Overexpression of Idh2 prevents the acceleration of senescence in mouse embryonic fibroblasts (MEFs). (A) SA-β-gal staining of control and Idh2-overexpressing MEFs. pLenti 6.3 Idh2 plasmid was transfected into Passage 8 (P8) MEFs. (B) Statistical analysis of SA-β-gal-stained positive cells between control and Idh2-overexpressing MEFs. (C) Senescence-associated marker proteins were detected using western blot analysis in control and Idh2-overexpressing MEFs. The following antibodies were used for detection: anti-Idh2, anti-p16, anti-p21, anti-p53, and anti-β-actin. (D) Pro-inflammatory mediators, reactive oxygen species (ROS) marker proteins, and cyclin-dependent kinase 2 were detected using western blot analysis.

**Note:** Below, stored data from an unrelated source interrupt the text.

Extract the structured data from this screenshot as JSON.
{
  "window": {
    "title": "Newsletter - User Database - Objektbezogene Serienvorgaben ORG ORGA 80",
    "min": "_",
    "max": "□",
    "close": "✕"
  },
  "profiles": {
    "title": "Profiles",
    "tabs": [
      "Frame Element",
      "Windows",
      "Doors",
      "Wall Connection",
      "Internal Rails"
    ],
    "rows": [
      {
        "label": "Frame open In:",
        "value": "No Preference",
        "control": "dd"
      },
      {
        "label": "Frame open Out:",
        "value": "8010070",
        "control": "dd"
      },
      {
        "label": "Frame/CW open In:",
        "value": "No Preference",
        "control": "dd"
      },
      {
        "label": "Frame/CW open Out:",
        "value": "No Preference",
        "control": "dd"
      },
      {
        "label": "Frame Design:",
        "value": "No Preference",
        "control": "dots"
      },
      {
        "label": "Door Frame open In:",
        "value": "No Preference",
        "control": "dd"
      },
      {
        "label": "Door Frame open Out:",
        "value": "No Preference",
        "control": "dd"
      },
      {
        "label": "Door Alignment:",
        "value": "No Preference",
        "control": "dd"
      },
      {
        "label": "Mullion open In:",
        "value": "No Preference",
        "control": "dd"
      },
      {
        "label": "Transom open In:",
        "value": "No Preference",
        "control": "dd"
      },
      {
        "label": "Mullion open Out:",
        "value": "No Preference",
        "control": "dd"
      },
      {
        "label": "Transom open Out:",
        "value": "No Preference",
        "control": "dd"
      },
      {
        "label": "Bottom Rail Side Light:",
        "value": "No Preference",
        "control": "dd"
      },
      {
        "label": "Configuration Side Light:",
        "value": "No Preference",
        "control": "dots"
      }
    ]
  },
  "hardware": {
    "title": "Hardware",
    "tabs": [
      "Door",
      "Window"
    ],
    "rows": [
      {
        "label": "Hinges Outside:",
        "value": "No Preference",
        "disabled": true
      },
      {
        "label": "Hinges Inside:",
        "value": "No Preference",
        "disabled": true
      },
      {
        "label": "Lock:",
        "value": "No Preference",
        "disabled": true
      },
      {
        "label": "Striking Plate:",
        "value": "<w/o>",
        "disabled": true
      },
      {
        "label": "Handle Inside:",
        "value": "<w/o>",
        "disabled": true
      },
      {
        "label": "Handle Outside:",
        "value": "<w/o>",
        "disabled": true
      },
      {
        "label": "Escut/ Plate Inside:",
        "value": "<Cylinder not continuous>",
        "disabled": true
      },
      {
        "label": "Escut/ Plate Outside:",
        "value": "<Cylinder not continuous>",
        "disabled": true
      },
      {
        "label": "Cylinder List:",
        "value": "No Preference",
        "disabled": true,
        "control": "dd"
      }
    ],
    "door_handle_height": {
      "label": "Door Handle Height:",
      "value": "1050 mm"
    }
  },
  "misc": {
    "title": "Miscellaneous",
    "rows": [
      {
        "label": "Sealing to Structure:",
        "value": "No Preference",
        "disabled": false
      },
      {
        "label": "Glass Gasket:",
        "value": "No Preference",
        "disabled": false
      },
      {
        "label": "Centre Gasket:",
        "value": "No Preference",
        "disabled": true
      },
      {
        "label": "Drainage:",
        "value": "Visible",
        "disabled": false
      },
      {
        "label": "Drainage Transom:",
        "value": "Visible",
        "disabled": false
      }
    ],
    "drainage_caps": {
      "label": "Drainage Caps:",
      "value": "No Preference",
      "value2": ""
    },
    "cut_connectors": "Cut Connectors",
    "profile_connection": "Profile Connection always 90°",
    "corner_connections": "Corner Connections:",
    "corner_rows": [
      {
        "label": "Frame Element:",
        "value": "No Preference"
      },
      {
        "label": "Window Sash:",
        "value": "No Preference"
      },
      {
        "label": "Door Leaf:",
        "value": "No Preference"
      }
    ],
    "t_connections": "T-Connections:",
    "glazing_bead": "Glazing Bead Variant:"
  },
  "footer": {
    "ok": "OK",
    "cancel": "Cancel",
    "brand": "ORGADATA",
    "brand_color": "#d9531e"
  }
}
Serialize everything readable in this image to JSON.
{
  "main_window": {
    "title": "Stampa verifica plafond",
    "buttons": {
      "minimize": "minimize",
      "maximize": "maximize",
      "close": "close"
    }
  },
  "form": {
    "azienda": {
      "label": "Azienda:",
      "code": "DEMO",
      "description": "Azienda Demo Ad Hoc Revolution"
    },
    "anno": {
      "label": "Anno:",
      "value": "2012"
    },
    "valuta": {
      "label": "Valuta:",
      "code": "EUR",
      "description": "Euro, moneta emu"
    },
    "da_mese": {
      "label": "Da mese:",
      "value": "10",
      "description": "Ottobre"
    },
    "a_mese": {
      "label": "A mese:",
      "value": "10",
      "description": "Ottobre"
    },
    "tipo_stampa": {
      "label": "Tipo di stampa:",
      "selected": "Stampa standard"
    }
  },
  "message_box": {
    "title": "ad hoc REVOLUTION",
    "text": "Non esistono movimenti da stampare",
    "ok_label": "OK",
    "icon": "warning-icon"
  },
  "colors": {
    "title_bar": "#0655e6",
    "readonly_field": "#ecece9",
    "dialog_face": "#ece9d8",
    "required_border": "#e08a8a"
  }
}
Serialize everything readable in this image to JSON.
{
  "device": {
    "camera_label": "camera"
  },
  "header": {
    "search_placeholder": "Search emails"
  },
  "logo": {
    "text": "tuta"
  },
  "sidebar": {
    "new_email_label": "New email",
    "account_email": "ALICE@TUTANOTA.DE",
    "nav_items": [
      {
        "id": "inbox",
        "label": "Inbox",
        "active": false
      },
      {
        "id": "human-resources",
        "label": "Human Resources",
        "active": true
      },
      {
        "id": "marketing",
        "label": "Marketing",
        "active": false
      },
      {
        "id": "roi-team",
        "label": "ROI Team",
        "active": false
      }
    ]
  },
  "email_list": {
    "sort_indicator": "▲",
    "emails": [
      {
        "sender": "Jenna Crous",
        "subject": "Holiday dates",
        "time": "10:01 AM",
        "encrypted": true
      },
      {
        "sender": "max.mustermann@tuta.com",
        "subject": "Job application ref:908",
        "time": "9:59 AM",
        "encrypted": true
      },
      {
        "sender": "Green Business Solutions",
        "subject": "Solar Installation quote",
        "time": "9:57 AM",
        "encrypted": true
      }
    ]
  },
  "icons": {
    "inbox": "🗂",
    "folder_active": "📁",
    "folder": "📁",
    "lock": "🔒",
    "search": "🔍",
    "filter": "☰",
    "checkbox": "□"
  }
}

The following antibodies were used for detection: anti-iNOS, anti-Cox-2, anti-Prx-SO₃, and anti-β-actin. (E) Relative intracellular ROS levels were detected in control and Idh2-overexpressing MEFs. Intracellular ROS were detected by flow cytometry. Data are expressed as means ± SD (n = 3). *p < 0.05, **p < 0.01, and ***p < 0.001.

Figure 8

Graphical abstract of the senescence pathway in Idh2-deficient conditions. Idh2 deficiency-induced ROS generation accelerates p53 and p21 signaling pathways which inhibit Cdk2 expression. Furthermore, overexpression of Idh2 prevented senescence-associated phenotypes by decreasing the levels of senescence signaling pathway-associated proteins p21 and p53.